Jacob Petit Porcelain Tulip Vases, ca. 1845
They belonged to my great-grandmother. I own the home that my paternal grandparents built. And I inherited a lot of the furniture and the items, and my great-grandmother and my grandmother were avid collectors of Vieux Paris, Old Paris. And these little vases always sat in the master bedroom on my grandmother's dresser. They date back to probably in the neighborhood of the 1850s to the 1860s. And they were purchased by my great-grandfather in New Orleans and they're still sitting on the dresser in the master bedroom.
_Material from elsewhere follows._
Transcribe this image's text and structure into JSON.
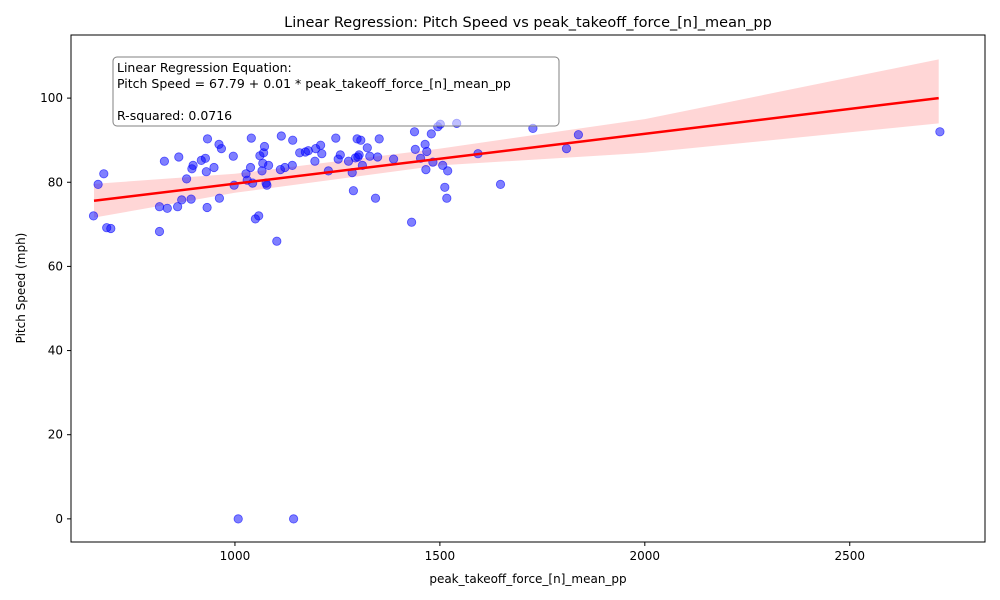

Okay, they're really interestingly modeled as tulips. In the 19th century, especially the early 19th century, there was kind of a craze for vases in the shape of tulips. They were popular not only in France but also very popular in England and were made by a number of different companies, including some of the Staffordshire potteries as well as the fine china companies like Spode. One thing that's interesting about this pair is they're two different colors. Normally you would expect a pair of vases to be exactly the same color. They're a little bit crudely modeled. They're well painted, but the English pieces at the same time period would be much more crisply modeled and even more well painted, but I don't think it's a huge issue. You are correct in that they could be called Vieux Paris porcelains, which is sometimes also referred to as Old Paris porcelain, Paris porcelain. And what that term means is that they were made in or around Paris, usually considered the first half through the third quarter of the 19th century. It's a generic term used because usually we don't know what factory made them. But in this case, we do know who made them because they're marked on the bottom with the mark of the manufacturer. On the bottom is a "J" and a "P" in blue, and they're both marked. And that's the mark of a company named Jacob Petit, who is a well-respected manufacturer of Vieux Paris porcelain. There is a huge, deep, three-arm crack in the bottom of the vase. And that is a manufacturer flaw that happened in the firing. Generally, a manufacturer's flaw that does not visually detract, especially if it's on the bottom, has no effect whatsoever on the value. They're usually attributed to the 1840s. French porcelain have been especially popular in the American South, especially prior to the Civil War. They're still very popular with collectors. This pair would probably sell, in a retail situation, between $1,500 and $2,500. They have a really nice value.
Well, I hope that they can remain on the same dresser for many, many, many years.